The prepared chitosan and propylene glycol alginate blended microcapsules were applied to a sustained-release drug, and the chitosan and propylene glycol alginate blended microcapsules were used as a slow-release drug carrier, and chitosan and alginic acid were used. The propylene glycol ester blended microcapsules are combined with the drug to achieve the effect of sustained release of the drug. Using the wet-blended microcapsules as a slow-release drug carrier, the drug is slowly released in the body with a stable concentration, which improves the safety of the drug, while traditional drugs are released in large quantities within a short period of time, which causes the drug level in the serum to rapidly increase and the drug to peak The concentration decreases rapidly. The wet-blended microcapsules are harmless to the human body, have good biocompatibility, can be degraded, or can be completely excreted from the body. They have higher biological safety and are ideal for slow-release drug carriers.

Of course, the above description is not a limitation on the present invention, and the present invention is not limited to the above examples. Changes, modifications, additions or substitutions made by those skilled in the art within the scope of the present invention should also belong to the present invention. The scope of protection of the invention.

Claims (9)

1. A method for preparing chitosan and propylene glycol alginate blended microcapsules is characterized by adopting the following steps:

   The chitosan is dissolved with a 0.5% -5% acetic acid solution, the propylene glycol alginate is dissolved with water, and then the two solutions are mixed and squeezed into a 2-8% NaOH aqueous solution under a high-voltage electrostatic field to form a wet state.
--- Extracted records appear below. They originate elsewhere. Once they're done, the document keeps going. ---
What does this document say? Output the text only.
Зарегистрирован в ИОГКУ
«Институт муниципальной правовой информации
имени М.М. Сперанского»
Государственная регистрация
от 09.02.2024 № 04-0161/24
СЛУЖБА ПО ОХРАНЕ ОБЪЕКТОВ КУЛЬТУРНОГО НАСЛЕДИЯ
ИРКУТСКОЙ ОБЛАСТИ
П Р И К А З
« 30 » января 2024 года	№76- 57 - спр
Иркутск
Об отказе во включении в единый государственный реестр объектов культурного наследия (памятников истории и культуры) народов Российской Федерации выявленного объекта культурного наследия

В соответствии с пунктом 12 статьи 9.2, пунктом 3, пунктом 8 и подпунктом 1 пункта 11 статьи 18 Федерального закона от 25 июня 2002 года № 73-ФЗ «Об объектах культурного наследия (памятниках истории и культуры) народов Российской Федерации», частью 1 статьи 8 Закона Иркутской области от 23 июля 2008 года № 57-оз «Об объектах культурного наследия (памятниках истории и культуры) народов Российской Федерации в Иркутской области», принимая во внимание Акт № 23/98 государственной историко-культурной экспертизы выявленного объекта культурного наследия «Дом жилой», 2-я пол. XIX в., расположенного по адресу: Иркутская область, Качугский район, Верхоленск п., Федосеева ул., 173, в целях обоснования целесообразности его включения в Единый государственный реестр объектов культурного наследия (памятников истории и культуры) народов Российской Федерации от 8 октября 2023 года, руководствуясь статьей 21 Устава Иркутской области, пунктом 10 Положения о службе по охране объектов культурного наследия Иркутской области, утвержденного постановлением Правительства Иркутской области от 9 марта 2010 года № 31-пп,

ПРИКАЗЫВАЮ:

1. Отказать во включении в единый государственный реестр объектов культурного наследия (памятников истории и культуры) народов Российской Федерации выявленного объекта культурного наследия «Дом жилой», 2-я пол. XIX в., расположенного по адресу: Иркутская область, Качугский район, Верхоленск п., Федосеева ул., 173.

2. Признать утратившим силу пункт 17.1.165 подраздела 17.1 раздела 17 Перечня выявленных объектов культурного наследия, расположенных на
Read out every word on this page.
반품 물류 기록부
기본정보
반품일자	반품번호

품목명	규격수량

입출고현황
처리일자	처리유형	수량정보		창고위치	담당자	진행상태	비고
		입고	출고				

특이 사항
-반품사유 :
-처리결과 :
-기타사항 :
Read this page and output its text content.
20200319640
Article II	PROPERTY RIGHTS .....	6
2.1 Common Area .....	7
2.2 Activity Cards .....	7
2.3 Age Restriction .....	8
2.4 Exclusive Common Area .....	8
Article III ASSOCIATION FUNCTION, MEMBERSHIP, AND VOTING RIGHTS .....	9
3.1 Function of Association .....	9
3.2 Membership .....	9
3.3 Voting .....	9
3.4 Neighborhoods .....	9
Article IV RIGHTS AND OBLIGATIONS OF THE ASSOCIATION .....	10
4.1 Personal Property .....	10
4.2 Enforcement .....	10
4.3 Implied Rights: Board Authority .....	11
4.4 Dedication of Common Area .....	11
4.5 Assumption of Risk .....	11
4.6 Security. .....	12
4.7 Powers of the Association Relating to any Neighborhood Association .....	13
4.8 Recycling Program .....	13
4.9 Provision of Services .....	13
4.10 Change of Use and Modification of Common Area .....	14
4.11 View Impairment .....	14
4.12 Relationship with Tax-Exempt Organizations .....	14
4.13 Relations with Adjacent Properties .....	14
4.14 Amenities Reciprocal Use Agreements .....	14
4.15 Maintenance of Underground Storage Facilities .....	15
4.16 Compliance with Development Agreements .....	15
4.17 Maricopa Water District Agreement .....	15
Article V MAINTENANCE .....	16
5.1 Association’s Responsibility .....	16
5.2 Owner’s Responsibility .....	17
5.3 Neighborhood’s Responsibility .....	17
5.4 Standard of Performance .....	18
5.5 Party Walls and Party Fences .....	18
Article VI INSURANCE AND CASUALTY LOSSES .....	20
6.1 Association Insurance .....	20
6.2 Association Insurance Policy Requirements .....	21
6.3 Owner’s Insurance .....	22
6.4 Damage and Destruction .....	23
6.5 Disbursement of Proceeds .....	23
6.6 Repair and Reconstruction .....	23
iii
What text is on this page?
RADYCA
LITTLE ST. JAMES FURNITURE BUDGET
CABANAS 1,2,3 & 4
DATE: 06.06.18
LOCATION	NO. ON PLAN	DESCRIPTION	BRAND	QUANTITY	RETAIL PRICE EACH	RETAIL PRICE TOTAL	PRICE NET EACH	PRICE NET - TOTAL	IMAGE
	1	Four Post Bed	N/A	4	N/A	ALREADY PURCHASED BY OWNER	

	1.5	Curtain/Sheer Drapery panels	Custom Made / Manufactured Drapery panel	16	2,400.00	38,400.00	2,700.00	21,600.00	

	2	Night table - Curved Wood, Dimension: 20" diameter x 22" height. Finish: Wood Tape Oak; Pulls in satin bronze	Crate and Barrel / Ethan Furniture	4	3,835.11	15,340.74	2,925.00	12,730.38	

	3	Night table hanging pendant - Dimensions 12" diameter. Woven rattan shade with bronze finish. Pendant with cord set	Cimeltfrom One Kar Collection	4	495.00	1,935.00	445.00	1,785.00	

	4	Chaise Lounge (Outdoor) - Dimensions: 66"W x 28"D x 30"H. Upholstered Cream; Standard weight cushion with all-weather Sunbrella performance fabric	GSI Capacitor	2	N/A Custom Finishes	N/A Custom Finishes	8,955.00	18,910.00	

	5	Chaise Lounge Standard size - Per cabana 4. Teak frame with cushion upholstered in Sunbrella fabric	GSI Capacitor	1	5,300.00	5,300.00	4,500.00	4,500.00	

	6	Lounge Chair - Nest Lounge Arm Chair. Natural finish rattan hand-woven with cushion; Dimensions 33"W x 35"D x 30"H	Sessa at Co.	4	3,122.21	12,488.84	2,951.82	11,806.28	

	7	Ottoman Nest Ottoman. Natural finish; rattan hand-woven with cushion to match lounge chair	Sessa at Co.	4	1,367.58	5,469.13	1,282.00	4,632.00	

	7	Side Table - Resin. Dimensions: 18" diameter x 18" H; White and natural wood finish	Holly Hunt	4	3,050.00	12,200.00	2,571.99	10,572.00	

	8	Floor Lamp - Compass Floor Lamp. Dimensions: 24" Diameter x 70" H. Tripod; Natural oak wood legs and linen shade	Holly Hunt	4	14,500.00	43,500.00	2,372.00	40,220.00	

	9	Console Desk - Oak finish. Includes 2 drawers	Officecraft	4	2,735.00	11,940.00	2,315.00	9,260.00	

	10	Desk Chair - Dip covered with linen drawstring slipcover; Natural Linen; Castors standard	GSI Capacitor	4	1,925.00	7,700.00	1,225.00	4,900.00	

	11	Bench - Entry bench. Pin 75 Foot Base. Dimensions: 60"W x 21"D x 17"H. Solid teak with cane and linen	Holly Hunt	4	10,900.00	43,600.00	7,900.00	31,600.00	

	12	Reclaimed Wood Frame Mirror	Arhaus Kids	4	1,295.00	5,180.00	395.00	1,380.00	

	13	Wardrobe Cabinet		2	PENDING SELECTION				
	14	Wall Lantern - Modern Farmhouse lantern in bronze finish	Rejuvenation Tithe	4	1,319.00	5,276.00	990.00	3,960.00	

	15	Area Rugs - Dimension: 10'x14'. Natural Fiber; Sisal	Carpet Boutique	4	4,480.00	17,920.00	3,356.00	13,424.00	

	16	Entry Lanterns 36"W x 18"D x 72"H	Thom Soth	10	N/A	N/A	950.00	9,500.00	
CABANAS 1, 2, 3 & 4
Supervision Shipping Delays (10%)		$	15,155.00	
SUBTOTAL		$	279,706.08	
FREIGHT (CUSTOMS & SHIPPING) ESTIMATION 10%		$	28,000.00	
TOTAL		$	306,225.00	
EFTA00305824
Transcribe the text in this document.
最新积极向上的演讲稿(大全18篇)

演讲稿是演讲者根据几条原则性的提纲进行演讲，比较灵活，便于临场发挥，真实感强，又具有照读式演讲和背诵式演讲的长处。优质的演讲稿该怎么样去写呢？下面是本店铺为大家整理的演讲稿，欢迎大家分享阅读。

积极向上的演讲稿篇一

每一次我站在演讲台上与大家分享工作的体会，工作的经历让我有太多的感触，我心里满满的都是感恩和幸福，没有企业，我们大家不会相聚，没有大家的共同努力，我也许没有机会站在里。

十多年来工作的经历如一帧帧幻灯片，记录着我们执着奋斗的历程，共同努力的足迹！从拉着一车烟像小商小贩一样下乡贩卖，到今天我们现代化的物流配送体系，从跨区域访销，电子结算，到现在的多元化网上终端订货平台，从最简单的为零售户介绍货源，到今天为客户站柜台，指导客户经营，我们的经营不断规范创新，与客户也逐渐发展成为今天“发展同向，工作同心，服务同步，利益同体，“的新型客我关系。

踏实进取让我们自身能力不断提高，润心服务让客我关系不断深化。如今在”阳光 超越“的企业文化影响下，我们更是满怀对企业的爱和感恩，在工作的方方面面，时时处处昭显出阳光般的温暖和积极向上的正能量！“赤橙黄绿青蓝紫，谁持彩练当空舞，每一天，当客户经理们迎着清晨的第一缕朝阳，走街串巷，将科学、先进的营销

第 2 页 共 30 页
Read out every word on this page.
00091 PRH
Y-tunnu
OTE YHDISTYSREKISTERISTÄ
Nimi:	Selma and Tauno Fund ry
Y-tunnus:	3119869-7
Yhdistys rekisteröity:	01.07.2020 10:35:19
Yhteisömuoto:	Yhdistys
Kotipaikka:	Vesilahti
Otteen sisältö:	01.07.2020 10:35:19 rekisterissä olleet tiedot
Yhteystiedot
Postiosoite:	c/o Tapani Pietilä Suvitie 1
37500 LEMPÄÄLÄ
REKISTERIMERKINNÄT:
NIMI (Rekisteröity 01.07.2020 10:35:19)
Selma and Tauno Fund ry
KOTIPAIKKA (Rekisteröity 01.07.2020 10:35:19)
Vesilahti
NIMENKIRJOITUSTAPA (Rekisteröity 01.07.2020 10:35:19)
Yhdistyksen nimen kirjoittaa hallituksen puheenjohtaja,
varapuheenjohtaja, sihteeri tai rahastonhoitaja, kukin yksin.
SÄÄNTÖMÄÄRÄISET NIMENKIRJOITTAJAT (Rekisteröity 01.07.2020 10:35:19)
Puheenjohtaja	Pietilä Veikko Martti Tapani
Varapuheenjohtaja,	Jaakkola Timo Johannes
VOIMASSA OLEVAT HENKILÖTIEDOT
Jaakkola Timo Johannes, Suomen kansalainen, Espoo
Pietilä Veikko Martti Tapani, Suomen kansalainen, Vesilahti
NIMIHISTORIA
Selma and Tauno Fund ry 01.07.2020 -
The blended microcapsules are washed and dried to obtain a dry blended microcapsule.
2. The method for preparing chitosan and propylene glycol alginate blended microcapsules according to claim 1, wherein the voltage of the high-voltage electrostatic field is 1-12kv, the pulse width is 1-6ms, and the frequency is 10-350Hz.
3. The method for preparing a chitosan and propylene glycol alginate blended microcapsule according to claim 2, wherein the voltage of the high-voltage electrostatic field is 8kv, the pulse width is 3ms, and the frequency is 100Hz.
4. The method for preparing chitosan and propylene glycol alginate blended microcapsules according to claim 1, wherein the chitosan is formed by dissolving the chitosan with an acetic acid solution with a concentration of 0.5-5% by mass. The mass percentage concentration of the solution is 0.5 to 5%, and the mass percentage concentration of the propylene glycol alginate solution formed by dissolving the propylene glycol alginate in water is 0.5 to 5%.
5. The method for preparing a blend of chitosan and propylene glycol alginate according to claim 4, wherein the weight ratio of the chitosan and the propylene glycol alginate is (1-10) :1.
6. Application of a chitosan and propylene glycol alginate blend microcapsule prepared by a method for preparing a chitosan and propylene glycol alginate blend microcapsule according to any one of claims 1 to 5 as an embolic substance .
7. The method for preparing chitosan and propylene glycol alginate blended microcapsules according to any one of claims 1 to 5 is prepared on a slow-release medicine. Applications.
8. The method for using chitosan and propylene glycol alginate blended microcapsules as an embolizing substance according to claim 6, wherein the wet blended microcapsules are used as an embolizing substance and injected into a target blood vessel through a catheter or The embolic material is sent in to occlude the blood vessels at the target location; thereby achieving the intended therapeutic purpose.
9. The method for applying chitosan and propylene glycol alginate blended microcapsules to a sustained-release drug according to claim 7, wherein the chitosan and propylene glycol alginate blended microcapsules are used as a slow-release drug A carrier, combining chitosan and propylene glycol alginate microcapsules with a drug to achieve the effect of sustained drug release.